In the first case my life experience had prepared me to receive and validate the story.  And the second case?  Well, in fact, there was a kernel of a story tucked deep in the back of my mind that was finally dredged to the surface as I sat there and heard the stories of doubt and anger about our local legal system.  So… here is my narrative and how it conditioned my ability to hear:

I was raised in rural Pennsylvania and taught from a young age that I could trust the police—that they were there for our protection.  In fact, my mom used to tell me when we took the (rare) trip to the “city” that if I ever got separated from her I should simply find a policeman who would help and protect me and get me back to her.  I never had any reason to doubt the fundamental goodness of the police.

And then, when I was 18, on a rainy Sunday morning on a slick back road my car slid across the yellow line head-on into an oncoming vehicle.  Though not badly hurt I was taken to a hospital where I learned that a woman in the other car had died.  Soon after ,the police showed up, read me my rights and began to ask me questions—kindly, sympathetically.  I answered all of them through tears and in the end simply broke down in the arms of one of the officers and said something like “it was my fault, I slid into them.”

Months later the summons arrived in the mail along with several charges including homicide by vehicle.  Confusion combined with trauma as I headed to a preliminary hearing in which the officer who had interviewed me told of how I had admitted it was my fault, how I had driven recklessly and how I had acknowledged using a drug the morning of the event (true, I had very bad complexion and was on an antibiotic for my skin).  I was stunned.  The person who I had been taught to trust had cleverly twisted my words to set me up for a conviction that would change my life.*

I do not tell this story to suggest that police officers are unethical (though I believe that one was).  I do not tell it to suggest that our criminal justice system is “broken.”  I only tell it to say that that experience changed forever the way I view the police.  It was not followed by any systematic set of bad experiences with the police but it has made me wary of how I communicate with them.

So when I heard the stories of doubt about the justice (or injustice) inherent in our system on Saturday, my own life experience created a space for me to understand—to validate—the concerns within each one.
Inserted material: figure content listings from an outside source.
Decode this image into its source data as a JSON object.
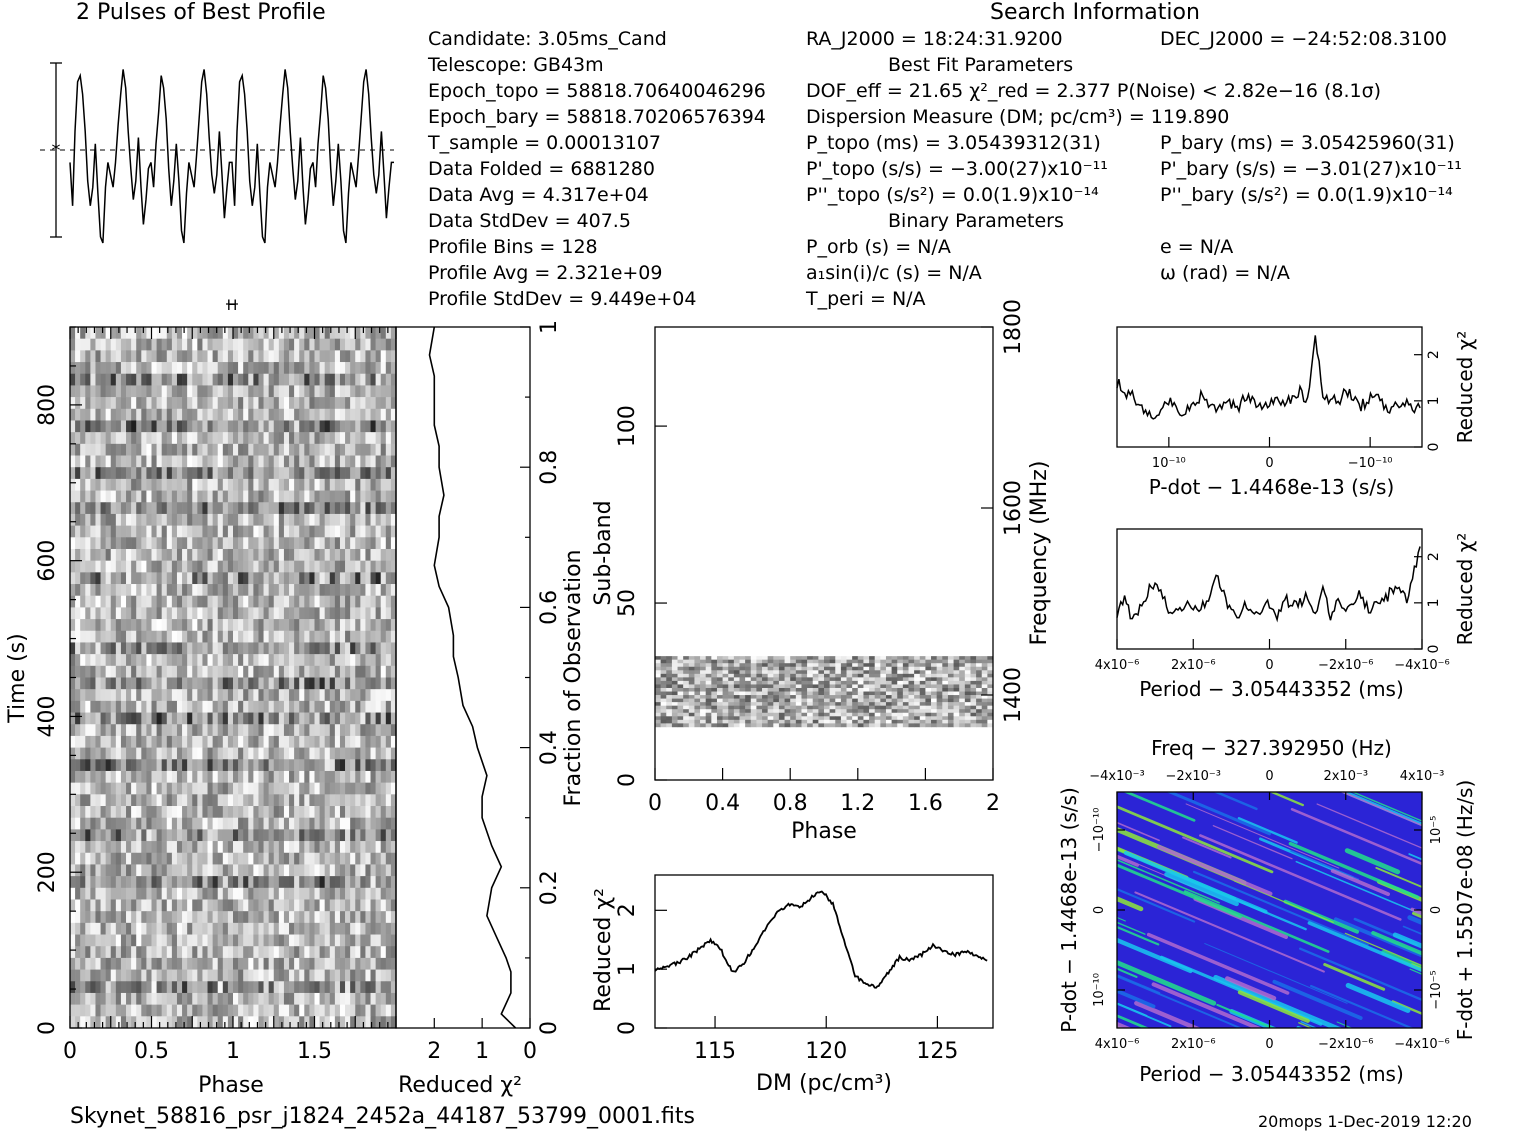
{
  "header": {
    "profile_title": "2 Pulses of Best Profile",
    "search_title": "Search Information"
  },
  "info_left": [
    "Candidate:  3.05ms_Cand",
    "Telescope:  GB43m",
    "Epoch_topo = 58818.70640046296",
    "Epoch_bary = 58818.70206576394",
    "T_sample      =   0.00013107",
    "Data Folded    =   6881280",
    "Data Avg        =   4.317e+04",
    "Data StdDev    =   407.5",
    "Profile Bins    =   128",
    "Profile Avg      =   2.321e+09",
    "Profile StdDev =   9.449e+04"
  ],
  "info_mid": [
    "RA_J2000 = 18:24:31.9200",
    "Best Fit Parameters",
    "DOF_eff = 21.65  χ²_red = 2.377  P(Noise) < 2.82e−16  (8.1σ)",
    "Dispersion Measure (DM; pc/cm³) = 119.890",
    "P_topo (ms) =  3.05439312(31)",
    "P'_topo (s/s) = −3.00(27)x10⁻¹¹",
    "P''_topo (s/s²) = 0.0(1.9)x10⁻¹⁴",
    "Binary Parameters",
    "P_orb (s) = N/A",
    "a₁sin(i)/c (s) = N/A",
    "T_peri = N/A"
  ],
  "info_right": [
    "DEC_J2000 = −24:52:08.3100",
    "P_bary (ms) =  3.05425960(31)",
    "P'_bary (s/s) = −3.01(27)x10⁻¹¹",
    "P''_bary (s/s²) = 0.0(1.9)x10⁻¹⁴",
    "e = N/A",
    "ω (rad) = N/A"
  ],
  "footer": {
    "filename": "Skynet_58816_psr_j1824_2452a_44187_53799_0001.fits",
    "stamp": "20mops   1-Dec-2019 12:20"
  },
  "colors": {
    "ink": "#000000",
    "bg": "#ffffff",
    "cmap": [
      "#2b24d6",
      "#1a6fe8",
      "#19c7ef",
      "#22e08a",
      "#8fe83a",
      "#b06ad0"
    ]
  },
  "chart_data": [
    {
      "id": "profile",
      "type": "line",
      "title": "2 Pulses of Best Profile",
      "x": [
        0,
        0.016,
        0.031,
        0.047,
        0.063,
        0.078,
        0.094,
        0.109,
        0.125,
        0.141,
        0.156,
        0.172,
        0.188,
        0.203,
        0.219,
        0.234,
        0.25,
        0.266,
        0.281,
        0.297,
        0.313,
        0.328,
        0.344,
        0.359,
        0.375,
        0.391,
        0.406,
        0.422,
        0.438,
        0.453,
        0.469,
        0.484,
        0.5,
        0.516,
        0.531,
        0.547,
        0.563,
        0.578,
        0.594,
        0.609,
        0.625,
        0.641,
        0.656,
        0.672,
        0.688,
        0.703,
        0.719,
        0.734,
        0.75,
        0.766,
        0.781,
        0.797,
        0.813,
        0.828,
        0.844,
        0.859,
        0.875,
        0.891,
        0.906,
        0.922,
        0.938,
        0.953,
        0.969,
        0.984,
        1.0
      ],
      "y": [
        -0.2,
        -0.9,
        0.3,
        1.1,
        1.2,
        0.9,
        0.3,
        -0.5,
        -0.9,
        -0.6,
        0.1,
        -0.7,
        -1.4,
        -1.5,
        -0.6,
        -0.2,
        -0.4,
        -0.6,
        -0.2,
        0.4,
        0.9,
        1.3,
        1.0,
        0.3,
        -0.3,
        -0.8,
        -0.5,
        0.2,
        -0.6,
        -1.2,
        -0.8,
        -0.3,
        -0.2,
        -0.6,
        0.1,
        0.6,
        1.2,
        1.0,
        0.5,
        -0.3,
        -0.9,
        -0.5,
        0.1,
        -0.5,
        -1.3,
        -1.5,
        -0.7,
        -0.2,
        -0.4,
        -0.6,
        -0.1,
        0.5,
        1.1,
        1.3,
        0.9,
        0.2,
        -0.4,
        -0.7,
        -0.4,
        0.3,
        -0.4,
        -1.1,
        -0.6,
        -0.2,
        -0.2
      ],
      "error_bar": [
        -1,
        1
      ]
    },
    {
      "id": "time-phase",
      "type": "heatmap",
      "xlabel": "Phase",
      "ylabel": "Time (s)",
      "xlim": [
        0,
        2
      ],
      "ylim": [
        0,
        900
      ],
      "xticks": [
        "0",
        "0.5",
        "1",
        "1.5"
      ],
      "yticks": [
        "0",
        "200",
        "400",
        "600",
        "800"
      ],
      "right_axis_label": "Fraction of Observation",
      "right_ticks": [
        "0",
        "0.2",
        "0.4",
        "0.6",
        "0.8",
        "1"
      ]
    },
    {
      "id": "time-chi2",
      "type": "line",
      "xlabel": "Reduced χ²",
      "xticks": [
        "2",
        "1",
        "0"
      ],
      "xlim": [
        2.8,
        0
      ],
      "fraction": [
        0,
        0.02,
        0.05,
        0.08,
        0.1,
        0.13,
        0.16,
        0.2,
        0.23,
        0.26,
        0.3,
        0.33,
        0.36,
        0.4,
        0.43,
        0.46,
        0.5,
        0.53,
        0.56,
        0.6,
        0.63,
        0.66,
        0.7,
        0.73,
        0.76,
        0.8,
        0.83,
        0.86,
        0.9,
        0.93,
        0.96,
        1.0
      ],
      "chi2": [
        0.3,
        0.6,
        0.4,
        0.4,
        0.5,
        0.7,
        0.9,
        0.8,
        0.6,
        0.8,
        1.0,
        1.0,
        0.9,
        1.1,
        1.2,
        1.4,
        1.5,
        1.6,
        1.6,
        1.7,
        1.9,
        2.0,
        1.9,
        1.9,
        1.8,
        1.9,
        1.9,
        2.0,
        2.0,
        2.0,
        2.1,
        2.0
      ]
    },
    {
      "id": "subband-phase",
      "type": "heatmap",
      "xlabel": "Phase",
      "ylabel": "Sub-band",
      "right_label": "Frequency (MHz)",
      "xticks": [
        "0",
        "0.4",
        "0.8",
        "1.2",
        "1.6",
        "2"
      ],
      "yticks": [
        "0",
        "50",
        "100"
      ],
      "freq_ticks": [
        "1400",
        "1600",
        "1800"
      ],
      "xlim": [
        0,
        2
      ],
      "ylim": [
        0,
        128
      ],
      "active_subbands": [
        15,
        35
      ]
    },
    {
      "id": "dm-chi2",
      "type": "line",
      "xlabel": "DM (pc/cm³)",
      "ylabel": "Reduced χ²",
      "xlim": [
        112.3,
        127.5
      ],
      "ylim": [
        0,
        2.6
      ],
      "xticks": [
        "115",
        "120",
        "125"
      ],
      "yticks": [
        "0",
        "1",
        "2"
      ],
      "x": [
        112.3,
        112.8,
        113.3,
        113.8,
        114.3,
        114.8,
        115.3,
        115.8,
        116.3,
        116.8,
        117.3,
        117.8,
        118.3,
        118.8,
        119.3,
        119.8,
        120.3,
        120.8,
        121.3,
        121.8,
        122.3,
        122.8,
        123.3,
        123.8,
        124.3,
        124.8,
        125.3,
        125.8,
        126.3,
        126.8,
        127.3
      ],
      "y": [
        1.0,
        1.05,
        1.1,
        1.2,
        1.35,
        1.5,
        1.3,
        0.95,
        1.1,
        1.4,
        1.7,
        1.95,
        2.1,
        2.05,
        2.2,
        2.35,
        2.1,
        1.5,
        0.9,
        0.72,
        0.7,
        0.95,
        1.2,
        1.15,
        1.25,
        1.4,
        1.3,
        1.25,
        1.3,
        1.2,
        1.15
      ]
    },
    {
      "id": "pdot-chi2",
      "type": "line",
      "xlabel": "P-dot − 1.4468e-13 (s/s)",
      "ylabel": "Reduced χ²",
      "xticks": [
        "10⁻¹⁰",
        "0",
        "−10⁻¹⁰"
      ],
      "yticks": [
        "0",
        "1",
        "2"
      ],
      "ylim": [
        0,
        2.6
      ],
      "y": [
        1.4,
        1.2,
        1.1,
        0.9,
        0.8,
        0.7,
        0.9,
        1.0,
        0.8,
        0.7,
        1.0,
        1.1,
        0.9,
        0.8,
        1.0,
        0.9,
        0.9,
        1.1,
        1.0,
        0.8,
        0.9,
        1.0,
        0.9,
        1.1,
        1.2,
        1.0,
        2.4,
        1.2,
        1.0,
        1.0,
        1.2,
        1.1,
        0.9,
        1.0,
        1.2,
        0.9,
        0.8,
        0.9,
        1.0,
        0.8,
        0.9
      ]
    },
    {
      "id": "period-chi2",
      "type": "line",
      "xlabel": "Period − 3.05443352 (ms)",
      "ylabel": "Reduced χ²",
      "xticks": [
        "4x10⁻⁶",
        "2x10⁻⁶",
        "0",
        "−2x10⁻⁶",
        "−4x10⁻⁶"
      ],
      "yticks": [
        "0",
        "1",
        "2"
      ],
      "ylim": [
        0,
        2.6
      ],
      "y": [
        0.8,
        1.1,
        0.6,
        0.9,
        1.2,
        1.5,
        1.1,
        0.8,
        0.9,
        1.0,
        0.9,
        0.9,
        1.1,
        1.6,
        1.2,
        0.8,
        0.7,
        1.0,
        0.8,
        0.9,
        1.0,
        0.7,
        1.1,
        0.9,
        1.0,
        1.2,
        0.8,
        1.3,
        0.7,
        1.1,
        0.9,
        1.0,
        1.2,
        0.8,
        1.1,
        1.0,
        1.3,
        1.4,
        1.1,
        1.7,
        2.5
      ]
    },
    {
      "id": "pp-dot",
      "type": "heatmap",
      "title": "Freq − 327.392950 (Hz)",
      "xlabel": "Period − 3.05443352 (ms)",
      "ylabel": "P-dot − 1.4468e-13 (s/s)",
      "right_label": "F-dot + 1.5507e-08 (Hz/s)",
      "top_ticks": [
        "−4x10⁻³",
        "−2x10⁻³",
        "0",
        "2x10⁻³",
        "4x10⁻³"
      ],
      "bottom_ticks": [
        "4x10⁻⁶",
        "2x10⁻⁶",
        "0",
        "−2x10⁻⁶",
        "−4x10⁻⁶"
      ],
      "left_ticks": [
        "−10⁻¹⁰",
        "0",
        "10⁻¹⁰"
      ],
      "right_ticks": [
        "10⁻⁵",
        "0",
        "−10⁻⁵"
      ]
    }
  ]
}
There were other stories on Saturday for which I had no life experience that permitted such a validation and I must acknowledge that a part of me discounted—or perhaps tended to discount—what I was hearing.  But I also realized that while I will never embody the reality of the Hispanic moms, a single experience in my life opened a door for understanding and accepting their narratives. If this is the case then perhaps I can accept that the stories I cannot personally relate to are also valid and real.
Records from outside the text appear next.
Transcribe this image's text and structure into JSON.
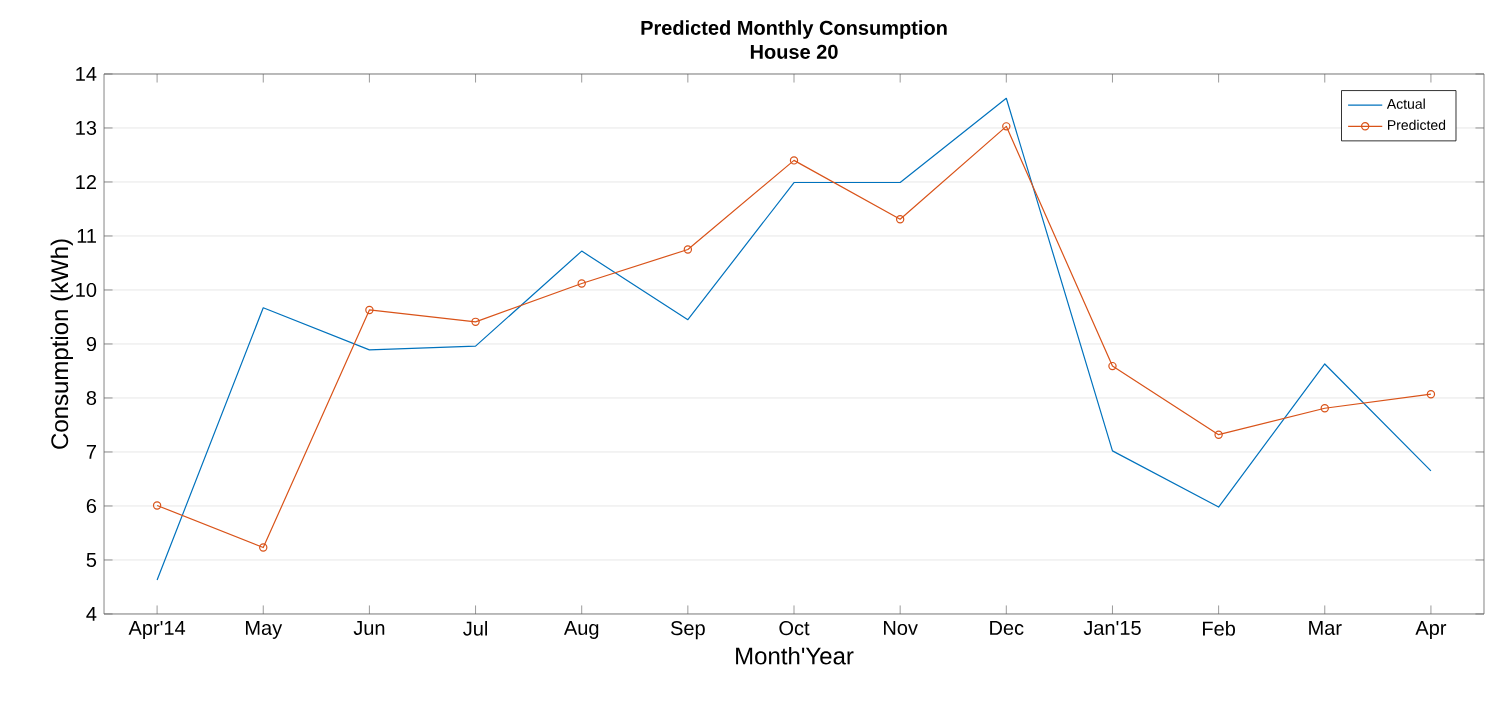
{
  "chart_data": {
    "type": "line",
    "title": "Predicted Monthly Consumption",
    "subtitle": "House 20",
    "xlabel": "Month'Year",
    "ylabel": "Consumption (kWh)",
    "categories": [
      "Apr'14",
      "May",
      "Jun",
      "Jul",
      "Aug",
      "Sep",
      "Oct",
      "Nov",
      "Dec",
      "Jan'15",
      "Feb",
      "Mar",
      "Apr"
    ],
    "series": [
      {
        "name": "Actual",
        "color": "#0072bd",
        "marker": "none",
        "values": [
          4.63,
          9.67,
          8.89,
          8.96,
          10.72,
          9.45,
          11.99,
          11.99,
          13.55,
          7.02,
          5.98,
          8.63,
          6.65
        ]
      },
      {
        "name": "Predicted",
        "color": "#d95319",
        "marker": "circle",
        "values": [
          6.01,
          5.23,
          9.63,
          9.41,
          10.12,
          10.75,
          12.4,
          11.31,
          13.03,
          8.59,
          7.32,
          7.81,
          8.07
        ]
      }
    ],
    "ylim": [
      4,
      14
    ],
    "yticks": [
      4,
      5,
      6,
      7,
      8,
      9,
      10,
      11,
      12,
      13,
      14
    ],
    "grid": "y",
    "legend": "top right",
    "line_style": "solid"
  }
}
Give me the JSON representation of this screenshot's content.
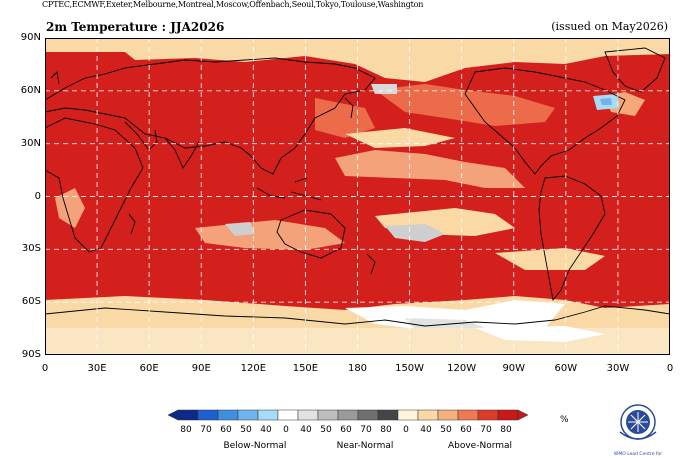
{
  "header": {
    "centers": "CPTEC,ECMWF,Exeter,Melbourne,Montreal,Moscow,Offenbach,Seoul,Tokyo,Toulouse,Washington",
    "title": "2m Temperature : JJA2026",
    "issued": "(issued on May2026)"
  },
  "map": {
    "lat_labels": [
      "90N",
      "60N",
      "30N",
      "0",
      "30S",
      "60S",
      "90S"
    ],
    "lon_labels": [
      "0",
      "30E",
      "60E",
      "90E",
      "120E",
      "150E",
      "180",
      "150W",
      "120W",
      "90W",
      "60W",
      "30W",
      "0"
    ],
    "grid": "dashed",
    "dominant_category": "Above-Normal"
  },
  "legend": {
    "ticks_below": [
      "80",
      "70",
      "60",
      "50",
      "40"
    ],
    "ticks_near": [
      "0",
      "40",
      "50",
      "60",
      "70",
      "80"
    ],
    "ticks_above": [
      "0",
      "40",
      "50",
      "60",
      "70",
      "80"
    ],
    "ticks_lead": "0",
    "unit": "%",
    "below_label": "Below-Normal",
    "near_label": "Near-Normal",
    "above_label": "Above-Normal",
    "colors_below": [
      "#0b2a8c",
      "#1f5fd0",
      "#3f8fe0",
      "#6fb4ee",
      "#a8dbf6"
    ],
    "colors_near": [
      "#ffffff",
      "#e2e2e2",
      "#bdbdbd",
      "#9a9a9a",
      "#707070",
      "#454545"
    ],
    "colors_above": [
      "#fff6dc",
      "#fbd9a4",
      "#f6b07c",
      "#ee7a52",
      "#dc3a2a",
      "#c9171a"
    ]
  },
  "logo": {
    "text": "WMO Lead Centre for"
  }
}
The point is that the act of accepting requires structuring our thoughts to willingly hear the hurt and pain experienced by another and validate it even if we cannot fully relate to it.  To me this means that empathy (for that is what I am really talking about here) is not some vague emotion that causes us to gather in a circle for a group hug after all the stories have been told.  Rather it is an intellectual discipline that, carefully cultivated, helps us welcome the pain in others and give it meaning.
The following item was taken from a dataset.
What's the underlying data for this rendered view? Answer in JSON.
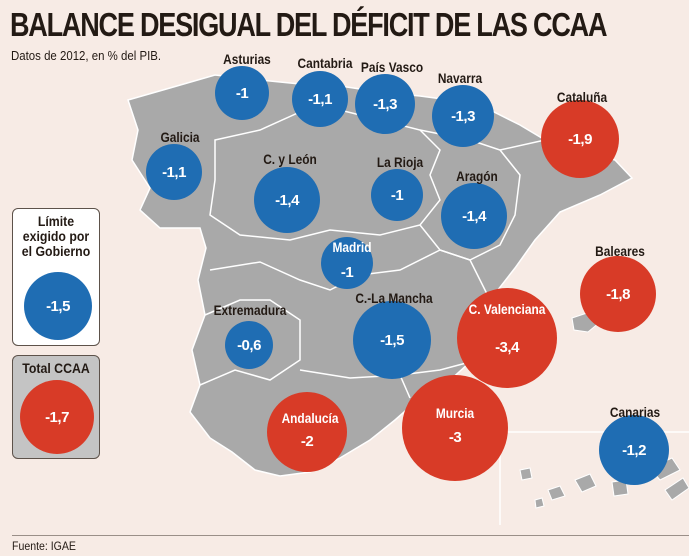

If we want to be the kind of community that faces its own broken spaces in productive ways I would suggest that empathy is an intellectual discipline we must cultivate.

* To allay any confusion I should note that, in the end, I was not found guilty of any charges.  After over a year of court appearances the judge in the case ruled that the incident was an “act of God” and all charges were dropped.  Nonetheless, the whole thing was life altering.

  1. Bill Habicht says:

    Wow. That is a really, really powerful story Robb. Empathy…”helps us welcome the pain in others and give it meaning.” Thank you for such a raw and honest reflection Robb. Would you be willing to let us re-post this entry on our blog ? We would most certainly put a link back to this blog.